Entre 1945 et 1982, des milliers de personnes ont été condamnées en France simplement parce qu'elles avaient des relations avec des personnes du même sexe. À l'époque, l'homosexualité était pénalisée par la loi. Depuis, la situation a changé : ces lois discriminatoires ont été abolies, et la société a progressivement reconnu que ces condamnations étaient injustes. C'est pourquoi l'État a décidé de réparer cette injustice historique en proposant une loi qui permet à ces personnes d'obtenir une réparation — c'est-à-dire une reconnaissance officielle du tort qui leur a été fait, et généralement une compensation financière.

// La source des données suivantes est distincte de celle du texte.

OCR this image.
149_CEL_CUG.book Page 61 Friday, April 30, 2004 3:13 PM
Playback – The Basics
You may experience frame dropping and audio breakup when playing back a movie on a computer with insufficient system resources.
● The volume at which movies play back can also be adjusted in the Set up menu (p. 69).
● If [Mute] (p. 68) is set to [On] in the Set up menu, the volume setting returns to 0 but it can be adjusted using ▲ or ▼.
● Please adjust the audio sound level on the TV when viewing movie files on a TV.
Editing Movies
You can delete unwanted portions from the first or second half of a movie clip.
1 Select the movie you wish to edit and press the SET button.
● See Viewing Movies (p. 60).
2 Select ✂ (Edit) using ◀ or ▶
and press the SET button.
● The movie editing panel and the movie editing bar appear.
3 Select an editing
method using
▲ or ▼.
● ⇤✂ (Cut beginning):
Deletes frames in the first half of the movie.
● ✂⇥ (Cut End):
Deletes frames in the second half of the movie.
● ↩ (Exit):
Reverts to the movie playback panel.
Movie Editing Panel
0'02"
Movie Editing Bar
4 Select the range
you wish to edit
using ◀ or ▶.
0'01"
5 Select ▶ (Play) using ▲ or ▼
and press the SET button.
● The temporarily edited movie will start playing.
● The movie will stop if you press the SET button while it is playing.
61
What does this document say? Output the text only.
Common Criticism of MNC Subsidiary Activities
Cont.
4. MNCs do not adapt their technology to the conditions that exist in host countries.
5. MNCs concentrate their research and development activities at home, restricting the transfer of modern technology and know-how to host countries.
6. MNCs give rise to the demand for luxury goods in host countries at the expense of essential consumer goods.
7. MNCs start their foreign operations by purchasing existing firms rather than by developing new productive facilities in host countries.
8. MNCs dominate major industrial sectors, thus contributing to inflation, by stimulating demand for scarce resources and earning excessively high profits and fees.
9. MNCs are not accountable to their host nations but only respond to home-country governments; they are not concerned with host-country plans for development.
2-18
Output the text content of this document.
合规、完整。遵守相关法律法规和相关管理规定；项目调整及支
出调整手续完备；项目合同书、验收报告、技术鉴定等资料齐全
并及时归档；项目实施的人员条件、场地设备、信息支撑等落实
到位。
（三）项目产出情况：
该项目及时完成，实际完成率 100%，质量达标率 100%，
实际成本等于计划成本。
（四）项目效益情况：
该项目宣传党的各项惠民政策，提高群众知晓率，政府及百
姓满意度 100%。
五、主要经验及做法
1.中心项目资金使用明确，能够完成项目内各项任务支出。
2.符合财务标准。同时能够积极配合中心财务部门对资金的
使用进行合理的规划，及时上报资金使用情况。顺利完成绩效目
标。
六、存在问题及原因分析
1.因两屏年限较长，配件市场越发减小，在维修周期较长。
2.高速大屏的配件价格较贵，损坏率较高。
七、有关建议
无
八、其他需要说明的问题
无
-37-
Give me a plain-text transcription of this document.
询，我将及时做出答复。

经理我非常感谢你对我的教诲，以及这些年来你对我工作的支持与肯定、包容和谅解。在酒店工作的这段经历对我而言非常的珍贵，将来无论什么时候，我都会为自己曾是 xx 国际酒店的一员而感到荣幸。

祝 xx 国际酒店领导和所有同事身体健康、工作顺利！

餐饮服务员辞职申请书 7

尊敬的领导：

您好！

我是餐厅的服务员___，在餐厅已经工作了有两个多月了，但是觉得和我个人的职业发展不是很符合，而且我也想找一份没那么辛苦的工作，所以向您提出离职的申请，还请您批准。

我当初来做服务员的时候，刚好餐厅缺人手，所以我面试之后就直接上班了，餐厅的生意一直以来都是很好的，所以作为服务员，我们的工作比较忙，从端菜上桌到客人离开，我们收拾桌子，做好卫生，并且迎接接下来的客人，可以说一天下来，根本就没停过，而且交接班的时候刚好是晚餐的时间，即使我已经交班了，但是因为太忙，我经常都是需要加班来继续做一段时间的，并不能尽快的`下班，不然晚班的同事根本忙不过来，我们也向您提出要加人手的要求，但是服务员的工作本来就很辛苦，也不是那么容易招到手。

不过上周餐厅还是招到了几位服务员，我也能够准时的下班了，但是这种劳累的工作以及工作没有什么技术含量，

L'amendement n° 6 proposait une modification aux conditions de cette réparation, visant à en élargir l'accès. Bien que les détails précis de cette modification ne soient pas spécifiés, l'amendement cherchait à faciliter le processus pour les victimes concernées — probablement en assouplissant les critères d'éligibilité ou en simplifiant les démarches administratives.
Les députés ont rejeté cet amendement avec 63 votes contre, 29 pour et 1 abstention. Cela signifie que le texte initial de la loi sur la réparation reste en vigueur, sans les modifications que proposait M. Kerbrat.
Les partisans de l'amendement considéraient que faciliter la réparation était une mesure de justice réparatrice nécessaire : davantage de victimes pourraient accéder à une reconnaissance et à une indemnisation, et le processus serait moins lourd pour des personnes ayant déjà subi une discrimination historique. Les opposants estiment que le dispositif de réparation existant est suffisant et approprié, et qu'élargir les conditions risquerait de compliquer la mise en œuvre ou de créer des précédents difficiles à gérer administrativement.
Les personnes directement concernées sont celles qui ont été condamnées pour homosexualité sous l'ancien régime pénal et qui demandent une reconnaissance officielle de cette injustice historique.
Parmi ceux ayant voté pour l'amendement, on retrouve Thomas Portes et Mathilde Panot, tandis que Sébastien Chenu s'oppose à cette modification.